Mit der heißen Suppe kehrte auch die Farbe in ihr Gesicht zurück und ihre Lebensgeister erwachten. Noch immer ungläubig und staunend betrachtete sie die beiden Männer, die ihr freundlich aber zurückhaltend Gesellschaft leisteten. Man war zum vertrauten "Du" übergegangen, nachdem die Drei festgestellt hatten, dass sie so viel inzwischen miteinander verband, dass man nicht mehr von einer lockeren Bekanntschaft reden konnte.
"Aber ich habe immer noch nicht verstanden, warum Anya weggelaufen ist." fasste sie ihre Gedanken zusammen. Sergej hatte ihr ruhig und geduldig die Einzelheiten der Entführung geschildert und mindestens zweimal erklärt, warum sie nun hier in diesem Bauernhof lebten. Das alles hatte sie inzwischen verinnerlicht, doch Anyas Flucht wollte ihr nicht in den Kopf gehen.

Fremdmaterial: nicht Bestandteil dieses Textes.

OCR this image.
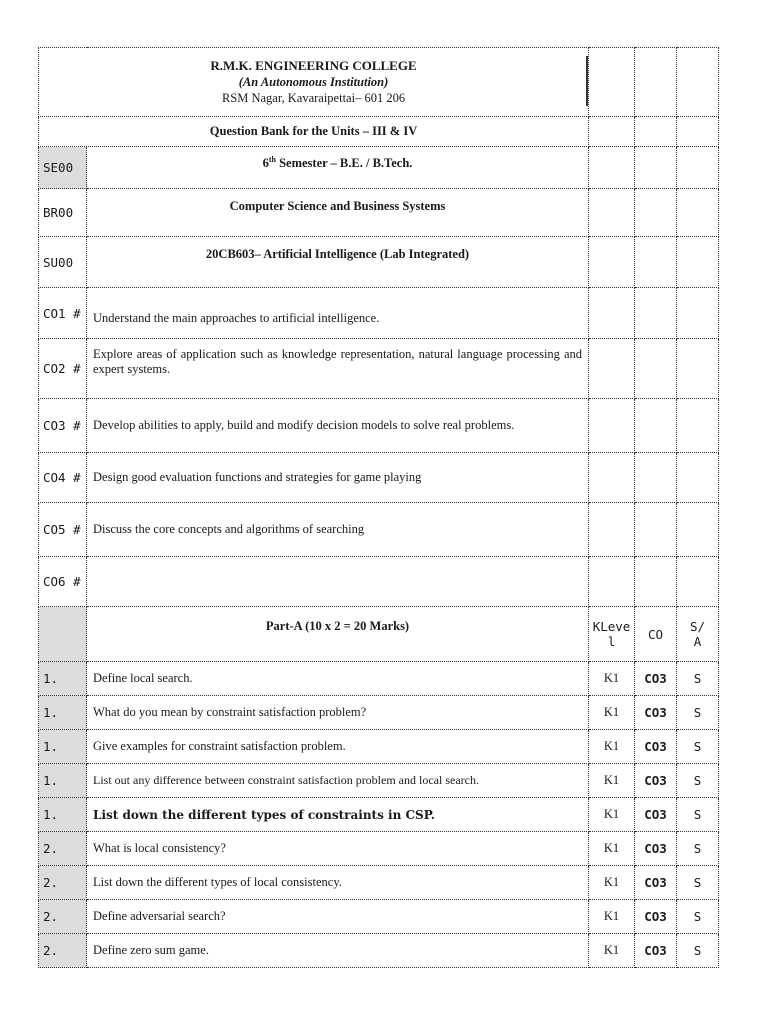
R.M.K. ENGINEERING COLLEGE
(An Autonomous Institution)
RSM Nagar, Kavaraipettai– 601 206				

Question Bank for the Units – III & IV				
SE00	6th Semester – B.E. / B.Tech.			
BR00	Computer Science and Business Systems			
SU00	20CB603– Artificial Intelligence (Lab Integrated)			
CO1 #	Understand the main approaches to artificial intelligence.			
CO2 #	Explore areas of application such as knowledge representation, natural language processing and expert systems.			
CO3 #	Develop abilities to apply, build and modify decision models to solve real problems.			
CO4 #	Design good evaluation functions and strategies for game playing			
CO5 #	Discuss the core concepts and algorithms of searching			
CO6 #				
	Part-A (10 x 2 = 20 Marks)	KLevel	CO	S/A
1.	Define local search.	K1	CO3	S
1.	What do you mean by constraint satisfaction problem?	K1	CO3	S
1.	Give examples for constraint satisfaction problem.	K1	CO3	S
1.	List out any difference between constraint satisfaction problem and local search.	K1	CO3	S
1.	List down the different types of constraints in CSP.	K1	CO3	S
2.	What is local consistency?	K1	CO3	S
2.	List down the different types of local consistency.	K1	CO3	S
2.	Define adversarial search?	K1	CO3	S
2.	Define zero sum game.	K1	CO3	S
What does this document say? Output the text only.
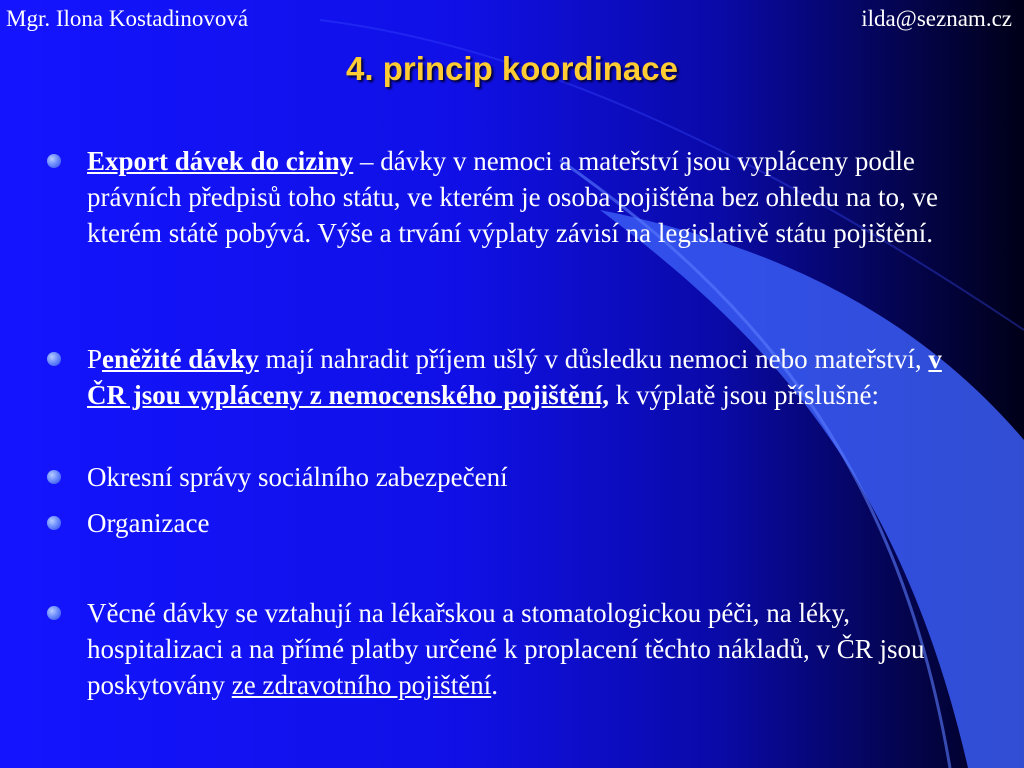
Mgr. Ilona Kostadinovová	ilda@seznam.cz
4. princip koordinace
Export dávek do ciziny – dávky v nemoci a mateřství jsou vypláceny podle právních předpisů toho státu, ve kterém je osoba pojištěna bez ohledu na to, ve kterém státě pobývá. Výše a trvání výplaty závisí na legislativě státu pojištění.
Peněžité dávky mají nahradit příjem ušlý v důsledku nemoci nebo mateřství, v ČR jsou vypláceny z nemocenského pojištění, k výplatě jsou příslušné:
Okresní správy sociálního zabezpečení
Organizace
Věcné dávky se vztahují na lékařskou a stomatologickou péči, na léky, hospitalizaci a na přímé platby určené k proplacení těchto nákladů, v ČR jsou poskytovány ze zdravotního pojištění.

Armand zuckte mit den Schultern.
"Ich hatte gehofft, du kannst mir erklären, wie sie denkt." meinte er resigniert. Miriam schüttelte den Kopf. "Meine alte Amme hat mir erklärt, dass Frauen, die ein Kind erwarten, manchmal seltsame Dinge empfinden und sich schrecklich schnell unverstanden fühlen. Oder habt ihr euch gestritten?" Armand schüttelte seufzend den Kopf. Streit konnte man das nicht nennen, aber er war sicher, dass Anya sich unverstanden fühlte. Er selbst hatte mit aller Gründlichkeit dafür gesorgt und ärgerte sich maßlos über sich selbst.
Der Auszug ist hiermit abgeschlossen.